- Born: February 4, 1917
- Died: April 29, 2001 (aged 84)
- Known for: Fiance of Sophie Scholl; Lawyer and Soldier of the Wehrmacht during World War II

= Fritz Hartnagel =

German soldier and judge

Friedrich "Fritz" Hartnagel (February 4, 1917 – April 29, 2001) was a lawyer and soldier of the Wehrmacht during World War II. In the 1950s, Hartnagel, then a judge in Stuttgart, campaigned against the rearmament of the Federal Republic. He was Sophie Scholl's fiancé.

== Life ==
Fritz Hartnagel was born to Friedrich Hartnagel (1879–1957) and Barbara Hartnagel née Strobl (1878–1945) on February 4, 1917. When Hitler first came to power, Hartnagel was entranced by him and his vision for Germany. He volunteered for an officer career in the spring of 1936 after an early Abitur and was a professional officer of the Wehrmacht until the end of World War II.

== Relationship with Sophie Scholl ==
In 1937, Hartnagel met Sophie Scholl at a dance event. Under Scholl's influence and after experiences on the front (including in the Battle of Stalingrad), Hartnagel changed from an enthusiastic soldier to an opponent of war and Nazi dictatorship. He supported the resistance activities with news about the course of the war and war crimes and with amounts of money (including ) although he never officially joined any resistance movements.

Hartnagel was not made aware that Sophie Scholl had been arrested until he received a letter from Sophie's mother. When he learned of the arrest, he immediately checked himself out of the hospital in occupied Poland he was in (he suffered frostbite in Russia, which had led to a partial amputation of his hand) and raced to Munich. While at a stop in Berlin, he telephoned the Scholls' house to find out if there were any more details available about her arrest. The phone was answered by Werner Scholl, who had to break the news that Sophie had been executed the day before.

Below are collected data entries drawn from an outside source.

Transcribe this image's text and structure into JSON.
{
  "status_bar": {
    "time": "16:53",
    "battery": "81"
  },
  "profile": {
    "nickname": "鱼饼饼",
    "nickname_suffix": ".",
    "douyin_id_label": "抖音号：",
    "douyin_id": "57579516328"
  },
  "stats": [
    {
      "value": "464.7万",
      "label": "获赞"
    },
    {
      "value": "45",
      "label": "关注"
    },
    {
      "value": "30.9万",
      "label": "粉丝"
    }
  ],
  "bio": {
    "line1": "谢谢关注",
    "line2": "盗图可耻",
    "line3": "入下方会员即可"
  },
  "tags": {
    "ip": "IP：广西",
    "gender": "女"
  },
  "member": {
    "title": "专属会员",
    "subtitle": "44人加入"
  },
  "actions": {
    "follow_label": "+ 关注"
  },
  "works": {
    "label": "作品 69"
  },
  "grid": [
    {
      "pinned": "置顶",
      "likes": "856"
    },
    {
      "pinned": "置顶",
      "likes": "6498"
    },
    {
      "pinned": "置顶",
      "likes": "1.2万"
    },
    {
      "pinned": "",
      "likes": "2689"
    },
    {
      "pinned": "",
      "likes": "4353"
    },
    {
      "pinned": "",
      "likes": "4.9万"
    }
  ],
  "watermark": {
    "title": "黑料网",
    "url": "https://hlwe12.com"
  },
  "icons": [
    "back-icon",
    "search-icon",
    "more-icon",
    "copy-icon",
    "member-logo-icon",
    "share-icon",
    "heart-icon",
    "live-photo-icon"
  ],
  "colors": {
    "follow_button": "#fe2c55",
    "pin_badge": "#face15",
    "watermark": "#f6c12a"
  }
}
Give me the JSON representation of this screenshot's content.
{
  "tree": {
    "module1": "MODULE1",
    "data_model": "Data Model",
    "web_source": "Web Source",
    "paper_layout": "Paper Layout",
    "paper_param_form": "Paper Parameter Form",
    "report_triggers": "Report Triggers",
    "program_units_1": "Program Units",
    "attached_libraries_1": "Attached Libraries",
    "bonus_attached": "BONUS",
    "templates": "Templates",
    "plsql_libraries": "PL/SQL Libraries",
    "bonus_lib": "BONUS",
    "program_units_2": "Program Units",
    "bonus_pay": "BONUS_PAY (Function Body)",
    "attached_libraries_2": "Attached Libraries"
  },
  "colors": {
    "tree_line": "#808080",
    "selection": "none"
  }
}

After the execution of Hans and Sophie on February 22, 1943, Hartnagel assisted the Scholl family. After the remaining members of the Scholl family were put into Sippenhaft (kinship arrest), Hartnagel appealed for clemency for them. After they were released, he supported them financially.

== After the War ==
On April 14, 1945, Hartnagel was captured by US troops and kept as a prisoner of war until September 1945. In October 1945, he married Sophie's sister Elisabeth Scholl, with whom he had grown close after Sophie's execution. Together, they had four boys.

In 1946, Hartnagel began law studies at the Ludwig-Maximilians-Universität München (LMU) in Munich (the same university Sophie Scholl had gone to). He completed his studies and became a judge. He died on April 29, 2001, at the age of 84.

== Legacy ==
After his death, the letters between him and Sophie were compiled and published. His and Sophie's story was also the basis for the novel “With you there is light”, published in 2016.